Climate Change and Forests

Forests are widely recognized for their critical importance in helping mitigate and buffer climate change. For example, forests keep toxic levels of carbon out of the atmosphere and help to control flooding and erosion. Climate change, however, is putting forests in Rhode Island and throughout the Northeast under stress.

In southern New England, the average temperature has increased by more than 3 degrees Fahrenheit since the beginning of the 20th century and spring is arriving sooner on average each year. The region has experienced a significant increase in flooding and heavy rains as well. Climate data show these temperature and rainfall patterns will continue to worsen over time. An engaging story map developed by the USDA Forest Service provides more information on climate changes.
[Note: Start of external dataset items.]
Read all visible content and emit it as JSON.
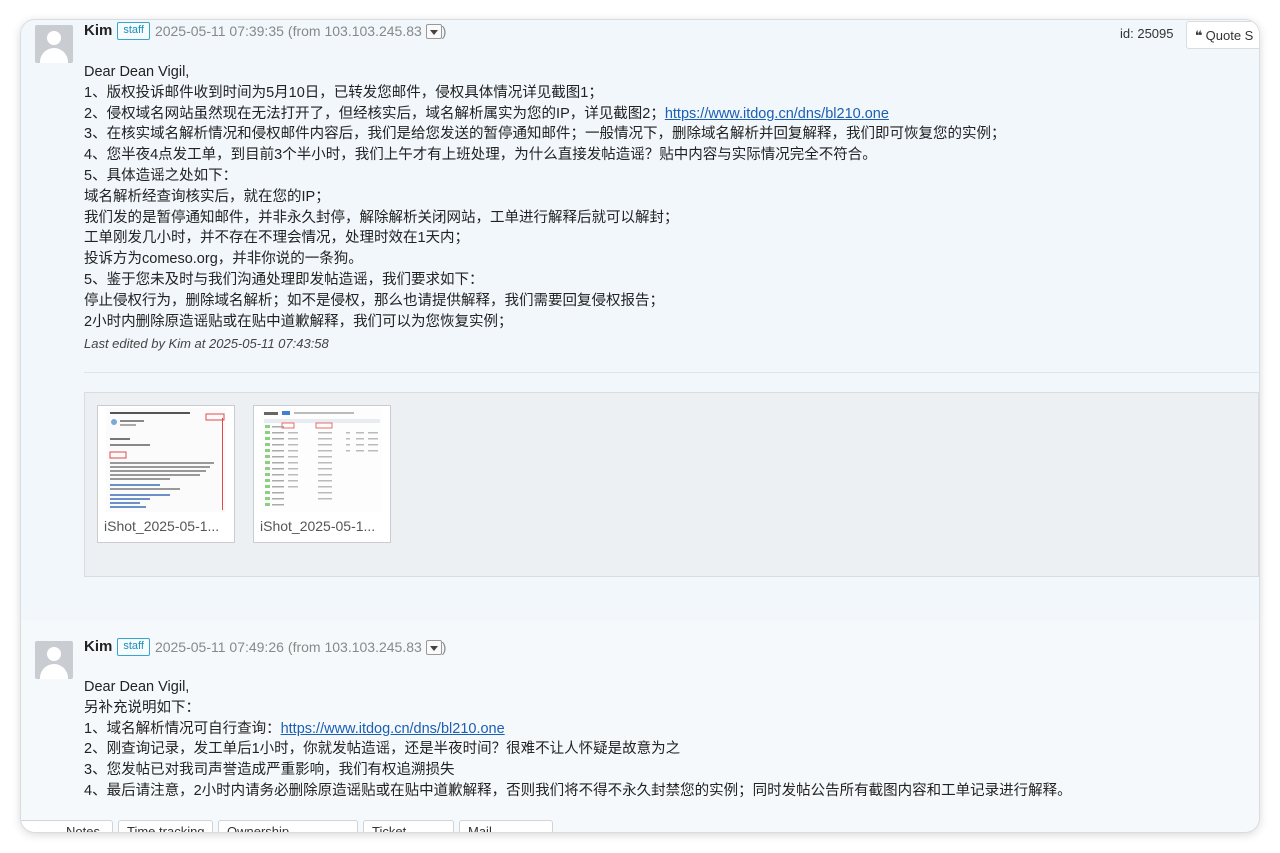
{
  "posts": [
    {
      "author": "Kim",
      "badge": "staff",
      "timestamp": "2025-05-11 07:39:35",
      "from_text": "(from 103.103.245.83",
      "close_paren": ")",
      "id_label": "id: 25095",
      "quote_label": "Quote S",
      "lines": [
        "Dear Dean Vigil,",
        "1、版权投诉邮件收到时间为5月10日，已转发您邮件，侵权具体情况详见截图1；",
        "2、侵权域名网站虽然现在无法打开了，但经核实后，域名解析属实为您的IP，详见截图2；",
        "3、在核实域名解析情况和侵权邮件内容后，我们是给您发送的暂停通知邮件；一般情况下，删除域名解析并回复解释，我们即可恢复您的实例；",
        "4、您半夜4点发工单，到目前3个半小时，我们上午才有上班处理，为什么直接发帖造谣？贴中内容与实际情况完全不符合。",
        "5、具体造谣之处如下：",
        "域名解析经查询核实后，就在您的IP；",
        "我们发的是暂停通知邮件，并非永久封停，解除解析关闭网站，工单进行解释后就可以解封；",
        "工单刚发几小时，并不存在不理会情况，处理时效在1天内；",
        "投诉方为comeso.org，并非你说的一条狗。",
        "5、鉴于您未及时与我们沟通处理即发帖造谣，我们要求如下：",
        "停止侵权行为，删除域名解析；如不是侵权，那么也请提供解释，我们需要回复侵权报告；",
        "2小时内删除原造谣贴或在贴中道歉解释，我们可以为您恢复实例；"
      ],
      "link": "https://www.itdog.cn/dns/bl210.one",
      "last_edited": "Last edited by Kim at 2025-05-11 07:43:58",
      "attachments": [
        {
          "name": "iShot_2025-05-1..."
        },
        {
          "name": "iShot_2025-05-1..."
        }
      ]
    },
    {
      "author": "Kim",
      "badge": "staff",
      "timestamp": "2025-05-11 07:49:26",
      "from_text": "(from 103.103.245.83",
      "close_paren": ")",
      "lines": [
        "Dear Dean Vigil,",
        "另补充说明如下：",
        "1、域名解析情况可自行查询：",
        "2、刚查询记录，发工单后1小时，你就发帖造谣，还是半夜时间？很难不让人怀疑是故意为之",
        "3、您发帖已对我司声誉造成严重影响，我们有权追溯损失",
        "4、最后请注意，2小时内请务必删除原造谣贴或在贴中道歉解释，否则我们将不得不永久封禁您的实例；同时发帖公告所有截图内容和工单记录进行解释。"
      ],
      "link": "https://www.itdog.cn/dns/bl210.one"
    }
  ],
  "bottom_tabs": [
    "Notes",
    "Time tracking",
    "Ownership",
    "Ticket",
    "Mail"
  ],
  "colors": {
    "accent_link": "#1a5fb4",
    "staff_badge": "#1b8fb6",
    "post_bg": "#f1f7fb"
  },
  "icons": {
    "quote": "quote-icon",
    "dropdown": "caret-down-icon",
    "avatar": "user-avatar-icon"
  }
}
In Rhode Island, the 2018 Statewide Climate Resilience Action Strategy identified forests as a natural system that provides crucial services to communities and recommended that Rhode Island protect remaining forests and support healthy forest management practices. The 2020 Rhode Island Forest Action Plan explains how climate change is increasing stress on Rhode Island forests. 

Specific climate-related risks identified by the USDA Forest Service include:

  • Increased drought
  • Increased stress from pests and diseases
  • More competition from invasive plants
  • Loss of forest habitat
  • Loss of native plant and animal species (including pollinators and migrating species)

These climate change-induced threats are putting additional stress on our forests and affecting the health of forest ecosystems and the many species that rely on them.